Niese died in her home in 1935 and was buried in the nearby Altona-Ottensen cemetery.

== Works ==
- Cajus Rungholt; appeared under the pseudonym Lucian Bürger
- Licht und Schatten (Light and Shadows, 1895)
- Vergangenheit – Erzählung aus der Emigrantenzeit (1902), "Past – Account from the Emigrants Time"
- Stadt, in der ich wohne ("The City I live in", 1908)
- Minette von Söhlenthal (1909), "Minette of Sohlenthal"
- Allerlei Schicksale ("A mixture of fates")
- Als der Mond in Dorotheens Zimmer schien ('As the Moon shone into Dorothea's room')
- Aus dänischer Zeit (Bilder und Skizzen, Erinnerungen an die Kindheit in Burg), "From Danish Times – Pictures and sketches, Memories of Childhood in Burg"
- Aus schweren Tagen ("From Difficult Days")
- Das Lagerkind (Geschichte aus dem deutschen Krieg, published 1914), stories from the German war
- Der Verrückte Flinsheim und Zwei Andere Novellen (1914), "Crazy Flinsheim and two other novels"
- Barbarentöchter (Eine Erzählung aus der Zeit des Weltkrieges, published 1915), "Barbarian Daughters" (an account from the time of World War I)

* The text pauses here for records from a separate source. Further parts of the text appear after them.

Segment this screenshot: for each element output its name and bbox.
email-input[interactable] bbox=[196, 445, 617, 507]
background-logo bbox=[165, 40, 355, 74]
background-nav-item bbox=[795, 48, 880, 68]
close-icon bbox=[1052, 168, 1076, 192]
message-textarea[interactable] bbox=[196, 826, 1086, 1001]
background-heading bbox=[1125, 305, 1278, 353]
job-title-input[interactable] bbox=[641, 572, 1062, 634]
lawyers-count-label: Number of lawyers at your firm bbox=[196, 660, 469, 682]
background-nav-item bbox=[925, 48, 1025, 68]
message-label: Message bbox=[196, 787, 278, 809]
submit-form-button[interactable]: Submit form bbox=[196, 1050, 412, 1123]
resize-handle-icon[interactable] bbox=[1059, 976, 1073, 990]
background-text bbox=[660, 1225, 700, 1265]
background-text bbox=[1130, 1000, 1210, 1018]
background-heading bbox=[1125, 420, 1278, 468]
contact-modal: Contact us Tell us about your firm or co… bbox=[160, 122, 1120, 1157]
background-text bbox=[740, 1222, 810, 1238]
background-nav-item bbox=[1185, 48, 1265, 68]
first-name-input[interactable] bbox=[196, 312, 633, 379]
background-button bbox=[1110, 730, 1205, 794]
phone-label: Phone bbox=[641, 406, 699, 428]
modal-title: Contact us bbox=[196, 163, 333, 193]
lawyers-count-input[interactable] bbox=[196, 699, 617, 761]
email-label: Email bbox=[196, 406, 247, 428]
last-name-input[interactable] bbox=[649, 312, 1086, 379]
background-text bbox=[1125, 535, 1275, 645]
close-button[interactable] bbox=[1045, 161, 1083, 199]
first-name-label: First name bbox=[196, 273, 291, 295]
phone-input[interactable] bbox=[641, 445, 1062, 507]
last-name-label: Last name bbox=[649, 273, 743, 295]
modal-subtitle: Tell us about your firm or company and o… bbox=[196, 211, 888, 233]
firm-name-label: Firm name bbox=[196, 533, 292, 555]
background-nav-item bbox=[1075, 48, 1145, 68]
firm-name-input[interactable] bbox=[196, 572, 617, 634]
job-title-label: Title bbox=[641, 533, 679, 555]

- Das Tagebuch der Ottony von Kelchberg ("The Diary of ~ ")
- Die Allerjüngste ("The Very Youngest")
- Die Hexe von Mayen ("The Witch of Mayen")
- Er und Sie ("He and She")
- Geschichten aus Holstein ("Stories from Holstein")
- Nesthäkchen Gretel – Eine von den Jüngsten ("Gretel, baby of the family – One of the Youngsters")
- Reisezeit ("Travel Time")
- Von denen, die daheim geblieben ("Of Those Who Stayed Home")
- Was Mahlmann erzählte ("What Mahlmann Recounted")
- Was Michel Schneidewind als Junge erlebte ("What Michel Schneidewind Lived when Young")
- Vom Kavalier und seiner Nichte (1919), "Of the Cavalier and His Niece"
- Von Gestern und Vorgestern – Lebenserinnerungen (1924), "From Yesterday and the day before – Memoirs"
- Die Reise der Gräfin Sibylle (1926), "The Journey of Countess Sibylle"
- Schloß Emkendorf (1928), "Castle Emkendorf"
- Unter dem Joch des Korsen – Volksstück in 5 Aufzügen ("Under the Yoke of the Corsican" – folk play in 5 sets)

More of her writings appeared in the illustrated family periodical Die Gartenlaube. Some of her novels and short stories were translated into other languages, including Flemish.